Lewis Jeffrey Liman
How Judge Liman decides
Patterns drawn from this judge's own signed orders. Every observation links to the order it came from.
What persuades
On a motion for leave to amend he applies the liberal Rule 15 standard and will permit amendment absent undue delay, bad faith, undue prejudice, or futility -- and prefers to defer a futility fight to a renewed, properly-briefed motion to dismiss rather than resolve it on the amendment motion. A defendant opposing amendment should expect to re-file its dismissal arguments against the amended pleading rather than win on the amendment papers.
“The motion to amend is granted and the First Amended Complaint shall be filed no later than October 25, 2024.”
Procedural preferences
He enforces his own scheduling and discovery orders and the limits of leave he grants.

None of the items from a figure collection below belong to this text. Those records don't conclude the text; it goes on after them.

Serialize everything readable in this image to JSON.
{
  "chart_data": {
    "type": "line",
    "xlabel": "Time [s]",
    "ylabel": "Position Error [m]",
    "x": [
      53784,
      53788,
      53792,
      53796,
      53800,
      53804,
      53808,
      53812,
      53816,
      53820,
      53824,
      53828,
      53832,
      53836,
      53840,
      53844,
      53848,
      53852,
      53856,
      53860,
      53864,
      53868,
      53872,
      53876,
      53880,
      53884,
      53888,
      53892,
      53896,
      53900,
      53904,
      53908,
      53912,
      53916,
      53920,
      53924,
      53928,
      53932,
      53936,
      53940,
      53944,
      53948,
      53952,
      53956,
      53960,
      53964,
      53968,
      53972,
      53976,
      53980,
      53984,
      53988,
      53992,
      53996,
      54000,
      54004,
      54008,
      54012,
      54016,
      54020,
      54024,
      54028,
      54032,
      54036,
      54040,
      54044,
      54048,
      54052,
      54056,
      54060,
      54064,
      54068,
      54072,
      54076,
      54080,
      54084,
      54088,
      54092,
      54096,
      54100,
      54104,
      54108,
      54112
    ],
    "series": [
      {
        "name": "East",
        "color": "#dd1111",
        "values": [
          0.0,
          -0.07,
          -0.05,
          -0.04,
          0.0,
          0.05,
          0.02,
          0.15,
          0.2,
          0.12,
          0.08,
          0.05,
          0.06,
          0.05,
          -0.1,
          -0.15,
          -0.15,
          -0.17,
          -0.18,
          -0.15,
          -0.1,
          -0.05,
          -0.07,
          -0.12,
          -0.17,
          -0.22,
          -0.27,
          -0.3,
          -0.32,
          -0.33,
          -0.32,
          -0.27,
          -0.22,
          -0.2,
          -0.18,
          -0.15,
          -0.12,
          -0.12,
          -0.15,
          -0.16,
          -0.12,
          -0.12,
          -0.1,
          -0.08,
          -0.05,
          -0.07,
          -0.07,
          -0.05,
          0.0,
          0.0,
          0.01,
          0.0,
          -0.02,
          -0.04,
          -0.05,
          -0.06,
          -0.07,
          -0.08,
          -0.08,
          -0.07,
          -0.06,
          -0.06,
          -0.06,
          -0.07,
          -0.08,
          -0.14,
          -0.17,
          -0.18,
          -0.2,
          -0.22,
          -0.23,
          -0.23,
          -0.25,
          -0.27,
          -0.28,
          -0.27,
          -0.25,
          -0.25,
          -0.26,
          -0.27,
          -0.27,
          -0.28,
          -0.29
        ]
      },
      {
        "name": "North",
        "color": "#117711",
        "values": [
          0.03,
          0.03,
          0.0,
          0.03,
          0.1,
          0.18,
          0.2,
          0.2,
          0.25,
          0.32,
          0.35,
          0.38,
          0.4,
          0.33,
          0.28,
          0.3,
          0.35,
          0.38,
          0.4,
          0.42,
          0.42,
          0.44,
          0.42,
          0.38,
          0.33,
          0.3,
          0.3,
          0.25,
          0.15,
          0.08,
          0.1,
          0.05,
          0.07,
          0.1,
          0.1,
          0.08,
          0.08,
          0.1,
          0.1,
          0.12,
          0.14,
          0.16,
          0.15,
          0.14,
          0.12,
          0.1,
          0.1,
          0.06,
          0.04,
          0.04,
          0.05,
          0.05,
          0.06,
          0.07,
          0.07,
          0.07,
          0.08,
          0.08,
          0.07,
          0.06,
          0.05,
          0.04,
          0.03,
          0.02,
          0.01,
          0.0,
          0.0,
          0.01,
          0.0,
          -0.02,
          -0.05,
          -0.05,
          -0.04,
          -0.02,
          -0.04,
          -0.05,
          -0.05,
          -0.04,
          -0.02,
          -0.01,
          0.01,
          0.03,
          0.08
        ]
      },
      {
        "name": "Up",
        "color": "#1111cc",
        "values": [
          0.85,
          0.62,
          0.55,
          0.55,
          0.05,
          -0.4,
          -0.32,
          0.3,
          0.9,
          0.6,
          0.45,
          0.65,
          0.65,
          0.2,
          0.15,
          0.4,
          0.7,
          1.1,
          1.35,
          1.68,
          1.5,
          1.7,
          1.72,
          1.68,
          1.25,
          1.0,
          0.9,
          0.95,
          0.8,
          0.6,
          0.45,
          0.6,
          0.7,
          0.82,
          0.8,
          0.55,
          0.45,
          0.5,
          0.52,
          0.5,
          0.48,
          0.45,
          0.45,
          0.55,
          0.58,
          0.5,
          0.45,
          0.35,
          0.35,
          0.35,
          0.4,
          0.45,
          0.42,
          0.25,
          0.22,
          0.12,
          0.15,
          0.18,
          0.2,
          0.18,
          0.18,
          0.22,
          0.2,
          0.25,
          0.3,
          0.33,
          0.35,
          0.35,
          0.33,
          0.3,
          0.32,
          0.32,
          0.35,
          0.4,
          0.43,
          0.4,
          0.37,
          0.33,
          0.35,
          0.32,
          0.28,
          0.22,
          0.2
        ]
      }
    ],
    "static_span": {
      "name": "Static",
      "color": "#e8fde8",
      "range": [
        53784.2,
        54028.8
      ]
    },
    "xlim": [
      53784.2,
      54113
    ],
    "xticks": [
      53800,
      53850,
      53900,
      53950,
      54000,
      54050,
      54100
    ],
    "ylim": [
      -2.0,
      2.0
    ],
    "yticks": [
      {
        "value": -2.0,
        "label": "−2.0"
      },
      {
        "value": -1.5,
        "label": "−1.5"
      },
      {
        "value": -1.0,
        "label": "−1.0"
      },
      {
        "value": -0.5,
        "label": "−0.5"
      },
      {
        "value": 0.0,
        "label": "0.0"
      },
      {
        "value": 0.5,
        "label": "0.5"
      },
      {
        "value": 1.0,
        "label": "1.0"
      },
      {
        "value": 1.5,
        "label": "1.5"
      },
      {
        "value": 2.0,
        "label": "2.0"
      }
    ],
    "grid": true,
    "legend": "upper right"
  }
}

He dismissed a pro se case under Rule 41(b) after more than a year of non-compliance with orders to produce a records release and identifying information, and on the merits granted Rule 12(c)/summary judgment partly because the plaintiffs tried to assert claims 'beyond the scope of the leave granted.' Litigants before him should treat the precise terms of a leave order or scheduling order as binding.
“Defendants' motion to dismiss is GRANTED without prejudice.”
On Rule 11 fee awards he ties the recovery tightly to the harm caused by the sanctionable filing: he awarded fees and costs 'directly caused by the amended complaint' but excluded fees incurred in bringing the sanctions motion itself and trimmed excessive/vague time entries and rates. A movant seeking sanctions fees should expect a causation- and reasonableness-disciplined award, not a full pass-through.
“Defendant's motion for attorneys' fees and costs is thus GRANTED IN PART AND DENIED IN PART. This Court awards Defendant $43,406.25 in attorneys' fees and $1,090.46 in expenses and costs.”
Motion outcomes
Counted from classified signed orders only. Percentages are shown only where the sample is large enough to be meaningful; smaller samples are reported as raw counts.
| Motions to dismiss N = 2 |
Granted: 1Moot / procedural: 1 | counts only |
| Summary judgment N = 1 |
Granted: 1 | counts only |
| Judgment on the pleadings N = 1 |
Granted: 1 | counts only |
| Motion to decertify collective action N = 1 |
Granted: 1 | counts only |
| Motion for leave to amend N = 1 |
Granted: 1 | counts only |
| Motion for attorneys fees N = 1 |
Granted in part: 1 | counts only |
| Motion for appointment of counsel N = 1 |
Denied: 1 | counts only |
A "1 of 1" is one ruling, not a tendency. Treat small samples as illustrative, not predictive.
Signed rulings
A grounded sample of orders signed by this judge, with the verbatim dispositive language.
“Defendants' motion for judgment on the pleadings and summary judgment and to strike the collective action allegations, the class action allegations, and the jury demand is granted.”
“Defendants' motion for judgment on the pleadings and summary judgment and to strike the collective action allegations, the class action allegations, and the jury demand is granted.”
“Defendants' motion for judgment on the pleadings and summary judgment and to strike the collective action allegations, the class action allegations, and the jury demand is granted.”
“Defendants' motion to dismiss is GRANTED without prejudice.”
“Plaintiff's application for appointment of pro bono counsel is DENIED.”
“Defendant's motion for attorneys' fees and costs is thus GRANTED IN PART AND DENIED IN PART. This Court awards Defendant $43,406.25 in attorneys' fees and $1,090.46 in expenses and costs.”
“The motion to amend is granted and the First Amended Complaint shall be filed no later than October 25, 2024.”
“Defendant's pending motion to dismiss, Dkt. No. 9, is denied as moot due to the filing of the amended complaint.”
Caseload & timing
From public federal docket records for this judge.
Sample from search_dockets(assigned_judge='Lewis J. Liman'). Liman took the bench at the end of 2019, so his first wave of terminated cases (his initial 2020 assignments) is fully visible: a heavy ADA Title III / disability-rights docket, Social Security appeals, ERISA collections, commercial contract, labor, and a civil forfeiture. Reflects his early caseload, not a tenure-wide mix.